Dawn

Dawn

Friday, August 28, 2009

British – and, indeed, American - readers may well be worried about the state of education in their country. But here’s a clip which suggests things might just be worse here. This is the swearing-in ceremony for the new Ministress of Education. Or Ministra de educación in Spanish. Or so we thought.

During my recent trip to the UK, my dog and my house were kindly looked after by a Madrileño friend of my daughter’s. Just before he left, he commented on how noisy my neighbours could be. So I felt a little guilty I hadn’t warned him about Toni. Or even hinted he might find it useful to click on the Noise label on this blog. But, then, Toni is still at sea and not back until this weekend. Suffice to say poor Pablo had found the kids noisy enough. I question his true Spanish-ness.

For those who thought I was a bit harsh on Ted Kennedy, here’s why. I was in the USA years ago when he was drumming up support for the IRA hunger-strikers, referring to them as ‘freedom fighters, not terrorists” and seeking to secure Congressional funds for them. I wrote to him to advise I’d just set up the CRA and would be seeking his own financial and moral support for my bombing campaign designed to force the return of California to Mexico. But – surprisingly - he never replied.

Here's another quote from M. Rocca’s account of the French army’s adventures in Spain between 1808 and 1814. This time on the Spanish character. And the ability of both the English and the French to completely misread it:- “There was a momentary misunderstanding between the Spaniards and English which occasioned a want of union in their military operations. The Spaniards, forgetting that the English were only auxiliaries in their quarrel, reproached them, first with the slowness of their marches, and soon after with remaining stationary. The English general, in his turn, accused the Spaniards of having constantly concealed from him their situation, and their defeats, and of exaggerating their strength and means of resistance. He was deceived, like the leader of the French armies, in the Spanish character, and generally mistook for imbecility the enthusiastic belief and representations of a people without military resources, but strong in patriotism, and in their national character, and who are invincible, inasmuch as it is their own determination and spirit which exaggerate their means.”

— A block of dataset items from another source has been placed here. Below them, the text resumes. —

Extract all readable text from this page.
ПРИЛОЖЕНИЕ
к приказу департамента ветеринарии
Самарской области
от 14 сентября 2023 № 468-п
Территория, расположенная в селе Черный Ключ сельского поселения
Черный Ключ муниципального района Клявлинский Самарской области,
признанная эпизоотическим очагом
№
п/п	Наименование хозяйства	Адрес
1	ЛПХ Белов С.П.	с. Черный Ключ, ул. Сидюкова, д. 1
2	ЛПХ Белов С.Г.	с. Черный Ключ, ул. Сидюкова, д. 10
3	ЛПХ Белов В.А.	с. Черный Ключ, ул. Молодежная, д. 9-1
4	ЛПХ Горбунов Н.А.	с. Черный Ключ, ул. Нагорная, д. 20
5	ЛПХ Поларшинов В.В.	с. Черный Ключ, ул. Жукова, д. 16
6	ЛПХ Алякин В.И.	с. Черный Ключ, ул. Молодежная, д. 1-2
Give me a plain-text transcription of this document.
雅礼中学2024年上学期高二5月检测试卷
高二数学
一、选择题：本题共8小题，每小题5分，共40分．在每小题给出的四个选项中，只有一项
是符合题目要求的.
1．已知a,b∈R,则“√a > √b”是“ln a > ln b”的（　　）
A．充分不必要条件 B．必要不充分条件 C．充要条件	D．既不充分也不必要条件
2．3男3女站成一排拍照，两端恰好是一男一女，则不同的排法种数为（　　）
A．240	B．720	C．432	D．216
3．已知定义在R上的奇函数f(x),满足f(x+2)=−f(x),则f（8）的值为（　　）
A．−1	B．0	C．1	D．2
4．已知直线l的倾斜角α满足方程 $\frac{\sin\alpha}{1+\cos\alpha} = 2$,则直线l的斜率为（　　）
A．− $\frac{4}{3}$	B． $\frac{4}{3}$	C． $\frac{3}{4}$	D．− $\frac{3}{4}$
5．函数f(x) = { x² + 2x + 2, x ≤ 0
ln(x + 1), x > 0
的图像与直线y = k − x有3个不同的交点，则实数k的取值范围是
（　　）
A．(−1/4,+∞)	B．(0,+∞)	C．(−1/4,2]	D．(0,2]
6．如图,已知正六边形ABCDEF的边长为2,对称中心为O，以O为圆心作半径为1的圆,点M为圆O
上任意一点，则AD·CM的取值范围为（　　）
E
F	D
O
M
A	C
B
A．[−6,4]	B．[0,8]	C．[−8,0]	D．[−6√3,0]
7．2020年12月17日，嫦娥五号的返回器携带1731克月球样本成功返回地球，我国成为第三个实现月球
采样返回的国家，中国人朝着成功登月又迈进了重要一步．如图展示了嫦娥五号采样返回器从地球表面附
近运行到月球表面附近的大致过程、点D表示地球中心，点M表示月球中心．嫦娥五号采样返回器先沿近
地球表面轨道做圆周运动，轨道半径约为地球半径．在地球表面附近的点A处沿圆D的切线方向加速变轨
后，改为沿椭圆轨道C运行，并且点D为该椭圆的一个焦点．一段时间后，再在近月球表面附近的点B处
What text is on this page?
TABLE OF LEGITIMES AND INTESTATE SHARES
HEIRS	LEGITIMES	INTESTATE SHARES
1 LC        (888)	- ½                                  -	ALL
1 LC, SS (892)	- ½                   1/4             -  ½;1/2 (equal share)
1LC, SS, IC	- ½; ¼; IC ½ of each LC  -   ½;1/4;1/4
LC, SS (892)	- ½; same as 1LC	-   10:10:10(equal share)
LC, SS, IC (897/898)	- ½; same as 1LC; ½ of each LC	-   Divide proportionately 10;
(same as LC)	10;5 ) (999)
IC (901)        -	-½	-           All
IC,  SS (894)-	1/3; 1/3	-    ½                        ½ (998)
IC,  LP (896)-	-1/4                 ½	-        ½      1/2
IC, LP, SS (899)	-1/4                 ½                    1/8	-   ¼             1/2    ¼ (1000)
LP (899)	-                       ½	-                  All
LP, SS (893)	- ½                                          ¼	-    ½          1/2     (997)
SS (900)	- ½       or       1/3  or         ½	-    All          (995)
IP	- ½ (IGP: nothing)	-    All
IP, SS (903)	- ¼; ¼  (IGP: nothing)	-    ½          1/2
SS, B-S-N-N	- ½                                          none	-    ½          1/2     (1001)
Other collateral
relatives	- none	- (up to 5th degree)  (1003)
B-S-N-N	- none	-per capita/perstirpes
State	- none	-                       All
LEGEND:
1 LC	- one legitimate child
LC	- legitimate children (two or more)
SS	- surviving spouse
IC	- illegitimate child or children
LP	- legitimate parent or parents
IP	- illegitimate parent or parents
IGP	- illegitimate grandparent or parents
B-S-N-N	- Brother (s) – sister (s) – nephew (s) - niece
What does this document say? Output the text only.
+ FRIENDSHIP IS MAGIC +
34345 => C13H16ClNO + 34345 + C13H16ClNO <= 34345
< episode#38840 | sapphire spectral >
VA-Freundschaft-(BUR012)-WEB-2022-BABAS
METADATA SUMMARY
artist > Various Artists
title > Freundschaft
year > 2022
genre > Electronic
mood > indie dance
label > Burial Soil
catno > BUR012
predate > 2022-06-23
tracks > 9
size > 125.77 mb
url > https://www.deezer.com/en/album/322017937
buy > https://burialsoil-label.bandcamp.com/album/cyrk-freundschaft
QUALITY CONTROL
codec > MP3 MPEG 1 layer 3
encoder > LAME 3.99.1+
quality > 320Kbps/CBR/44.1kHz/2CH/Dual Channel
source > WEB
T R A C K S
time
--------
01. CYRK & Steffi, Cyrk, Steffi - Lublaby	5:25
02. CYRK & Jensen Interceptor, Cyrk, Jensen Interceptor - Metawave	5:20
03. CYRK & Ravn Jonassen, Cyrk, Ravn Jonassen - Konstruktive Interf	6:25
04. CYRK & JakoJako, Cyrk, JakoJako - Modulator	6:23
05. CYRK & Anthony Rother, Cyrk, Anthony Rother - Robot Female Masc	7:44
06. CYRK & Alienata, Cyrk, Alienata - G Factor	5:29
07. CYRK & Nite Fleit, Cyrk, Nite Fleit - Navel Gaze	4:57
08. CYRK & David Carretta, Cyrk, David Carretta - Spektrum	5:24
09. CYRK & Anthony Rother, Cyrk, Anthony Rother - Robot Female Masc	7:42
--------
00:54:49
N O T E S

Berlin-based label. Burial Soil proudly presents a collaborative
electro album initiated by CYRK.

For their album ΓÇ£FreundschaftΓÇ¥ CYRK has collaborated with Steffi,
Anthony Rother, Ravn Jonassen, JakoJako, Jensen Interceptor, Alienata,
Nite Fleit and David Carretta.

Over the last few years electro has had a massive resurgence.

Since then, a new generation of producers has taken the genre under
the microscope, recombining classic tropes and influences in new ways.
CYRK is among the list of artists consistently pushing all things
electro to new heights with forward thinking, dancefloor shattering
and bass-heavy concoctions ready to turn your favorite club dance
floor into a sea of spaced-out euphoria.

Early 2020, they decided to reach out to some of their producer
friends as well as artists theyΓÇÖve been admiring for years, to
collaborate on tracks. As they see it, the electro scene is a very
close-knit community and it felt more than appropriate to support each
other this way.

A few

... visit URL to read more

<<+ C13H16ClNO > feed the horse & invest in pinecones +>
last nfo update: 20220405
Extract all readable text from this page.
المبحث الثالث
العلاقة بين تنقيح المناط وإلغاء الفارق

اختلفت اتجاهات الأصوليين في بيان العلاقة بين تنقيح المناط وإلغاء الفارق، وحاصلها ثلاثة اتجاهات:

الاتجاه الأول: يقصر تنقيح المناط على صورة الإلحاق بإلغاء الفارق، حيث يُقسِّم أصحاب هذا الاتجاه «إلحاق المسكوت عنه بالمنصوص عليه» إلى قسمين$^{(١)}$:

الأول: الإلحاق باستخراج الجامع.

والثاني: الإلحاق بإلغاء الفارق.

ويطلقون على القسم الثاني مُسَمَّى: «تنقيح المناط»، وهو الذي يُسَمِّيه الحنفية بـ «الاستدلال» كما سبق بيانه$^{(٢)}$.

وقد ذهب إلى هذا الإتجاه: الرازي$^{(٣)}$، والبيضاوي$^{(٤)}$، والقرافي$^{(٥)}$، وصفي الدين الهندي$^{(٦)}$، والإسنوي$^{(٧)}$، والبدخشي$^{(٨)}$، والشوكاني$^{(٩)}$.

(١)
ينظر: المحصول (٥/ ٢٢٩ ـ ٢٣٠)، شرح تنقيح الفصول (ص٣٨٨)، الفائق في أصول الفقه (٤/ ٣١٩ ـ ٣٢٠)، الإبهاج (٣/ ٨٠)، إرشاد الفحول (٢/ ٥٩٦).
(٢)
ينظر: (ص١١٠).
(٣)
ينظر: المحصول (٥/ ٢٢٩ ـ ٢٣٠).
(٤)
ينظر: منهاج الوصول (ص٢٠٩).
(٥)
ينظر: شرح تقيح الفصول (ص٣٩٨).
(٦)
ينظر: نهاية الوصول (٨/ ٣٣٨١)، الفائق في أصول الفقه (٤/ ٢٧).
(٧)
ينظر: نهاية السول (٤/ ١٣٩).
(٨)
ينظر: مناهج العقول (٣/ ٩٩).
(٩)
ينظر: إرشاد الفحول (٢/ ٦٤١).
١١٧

If you live here in Spain and you’ve been stimulated by my extracts from George Borrow’s The Bible in Spain, you might like to know that the GB Society is holding its Annual Meeting in Salamanca next month. I was intrigued to read in one of the papers supplied that, at the start of the 18th century, the Jesuits of Valladolid found that the Irish students who came to the Irish College there were “unmanageable”, being “not used to regimentation”. Díos mío! A people less rules-inclined than the Spanish . . . Who’d have thought it.